Les partisans d’Ould Abdel Aziz qualifient sa convocation de « nouvelle escalade dangereuse »,

الرئيس السابق محمد ولد عبد العزيز وبعض أنصاره قبيل المؤتمر الصحفي نهاية أغسطس المنصرم (الأخبار - أرشيف)Les partisans de l’ancien président Mohamed Ould Abdel Aziz ont qualifié la convocation par  la police des crimes économiques devant lui aujourd’hui de l’ancien président , comme une « nouvelle escalade dangereuse », considérant que cela présente un « défi à la constitution du pays, aux lois et aux coutumes et traditions de son peuple ».

Les partisans d’Ould Abdel Aziz ont déclaré, dans un communiqué , partagé sur leurs pages Facebook ,que sa convocation entre dans le cadre, de ce qu’ils ont décrit, comme une « farce de l’enquête en cours sur la » corruption « .

Les partisans de l’ancien président voient en ce qu’ils qualifiaient de farce,  comme étant un « revers des acquis démocratiques pour lesquels le peuple mauritanien de tous horizons politiques s’était battu,  une tentative de détourner  l’attention des citoyens de  leurs souffrances quotidiennes et une manière  de dissimuler l’incapacité des pouvoirs publics actuels, à répondre positivement aux préoccupations des citoyens ».

Les partisans d’Ould Abdel Aziz  soulignent que la constitution n’aborde pas – ne serait-ce par un seul’un mot – la question de la création de commissions d’enquête parlementaires, et ont accusé le régime de persistance «  dans sa violation flagrante des droits de l’ancien président, M. Mohamed Ould Abdel Aziz, immunisé par la force  de l’article 93.

Les auteurs de son inculpation prennent des initiatives sensibles non mentionnées dans la constitution et  ignorent son texte explicite.  »

Les partisans d’Ould Abdel Aziz considèrent également sa convocation par la police, comme un «règlement  de comptes politiques,  dans le contexte du problème de la« référence »,qui a secoué le parti au pouvoir, à partir d’octobre dernier.

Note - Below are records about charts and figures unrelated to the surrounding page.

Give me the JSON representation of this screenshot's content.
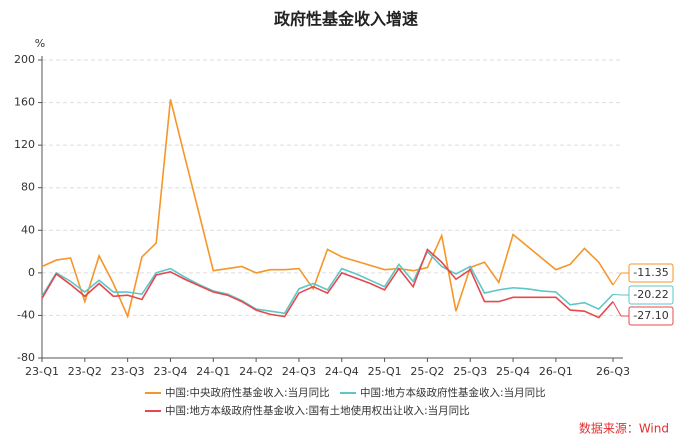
{
  "chart_data": {
    "type": "line",
    "title": "政府性基金收入增速",
    "y_unit": "%",
    "source": "数据来源：Wind",
    "categories": [
      "23-Q1",
      null,
      null,
      "23-Q2",
      null,
      null,
      "23-Q3",
      null,
      null,
      "23-Q4",
      null,
      null,
      "24-Q1",
      null,
      null,
      "24-Q2",
      null,
      null,
      "24-Q3",
      null,
      null,
      "24-Q4",
      null,
      null,
      "25-Q1",
      null,
      null,
      "25-Q2",
      null,
      null,
      "25-Q3",
      null,
      null,
      "25-Q4",
      null,
      null,
      "26-Q1",
      null,
      null,
      null,
      "26-Q3"
    ],
    "ylim": [
      -80,
      200
    ],
    "yticks": [
      -80,
      -40,
      0,
      40,
      80,
      120,
      160,
      200
    ],
    "grid": true,
    "series": [
      {
        "name": "中国:中央政府性基金收入:当月同比",
        "color": "#f5962a",
        "values": [
          6,
          12,
          14,
          -27,
          16,
          -10,
          -41,
          15,
          28,
          163,
          109,
          56,
          2,
          4,
          6,
          0,
          3,
          3,
          4,
          -15,
          22,
          15,
          11,
          7,
          3,
          4,
          2,
          5,
          35,
          -36,
          5,
          10,
          -9,
          36,
          25,
          14,
          3,
          8,
          23,
          10,
          -11.35
        ],
        "value_labels": [
          null,
          null,
          null,
          null,
          null,
          null,
          null,
          null,
          null,
          null,
          null,
          null,
          null,
          null,
          null,
          null,
          null,
          null,
          null,
          null,
          null,
          null,
          null,
          null,
          null,
          null,
          null,
          null,
          null,
          null,
          null,
          null,
          null,
          null,
          null,
          null,
          null,
          null,
          null,
          null,
          "-11.35"
        ]
      },
      {
        "name": "中国:地方本级政府性基金收入:当月同比",
        "color": "#5cc6c9",
        "values": [
          -22,
          0,
          -8,
          -18,
          -7,
          -18,
          -18,
          -20,
          0,
          4,
          -4,
          -11,
          -17,
          -20,
          -26,
          -34,
          -36,
          -38,
          -15,
          -10,
          -16,
          4,
          -1,
          -7,
          -13,
          8,
          -8,
          20,
          6,
          -1,
          6,
          -19,
          -16,
          -14,
          -15,
          -17,
          -18,
          -30,
          -28,
          -34,
          -20.22
        ],
        "value_labels": [
          null,
          null,
          null,
          null,
          null,
          null,
          null,
          null,
          null,
          null,
          null,
          null,
          null,
          null,
          null,
          null,
          null,
          null,
          null,
          null,
          null,
          null,
          null,
          null,
          null,
          null,
          null,
          null,
          null,
          null,
          null,
          null,
          null,
          null,
          null,
          null,
          null,
          null,
          null,
          null,
          "-20.22"
        ]
      },
      {
        "name": "中国:地方本级政府性基金收入:国有土地使用权出让收入:当月同比",
        "color": "#e5484d",
        "values": [
          -24,
          -1,
          -11,
          -22,
          -10,
          -22,
          -21,
          -25,
          -2,
          1,
          -6,
          -12,
          -18,
          -21,
          -27,
          -35,
          -39,
          -41,
          -19,
          -13,
          -19,
          0,
          -5,
          -10,
          -16,
          4,
          -13,
          22,
          10,
          -6,
          3,
          -27,
          -27,
          -23,
          -23,
          -23,
          -23,
          -35,
          -36,
          -42,
          -27.1
        ],
        "value_labels": [
          null,
          null,
          null,
          null,
          null,
          null,
          null,
          null,
          null,
          null,
          null,
          null,
          null,
          null,
          null,
          null,
          null,
          null,
          null,
          null,
          null,
          null,
          null,
          null,
          null,
          null,
          null,
          null,
          null,
          null,
          null,
          null,
          null,
          null,
          null,
          null,
          null,
          null,
          null,
          null,
          "-27.10"
        ]
      }
    ]
  }
}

Aujourd’hui, dimanche, la police des crimes économiques a convoqué l’ancien président, Mohamed Ould Abdel Aziz, pour mener une confrontation entre lui et des ministres qui ont exercé  ,pendant son règne du pays, qui  ont une relation avec des dossiers soupçonnés de corruption, et qui sont  inclus dans le rapport de la commission d’enquête parlementaire.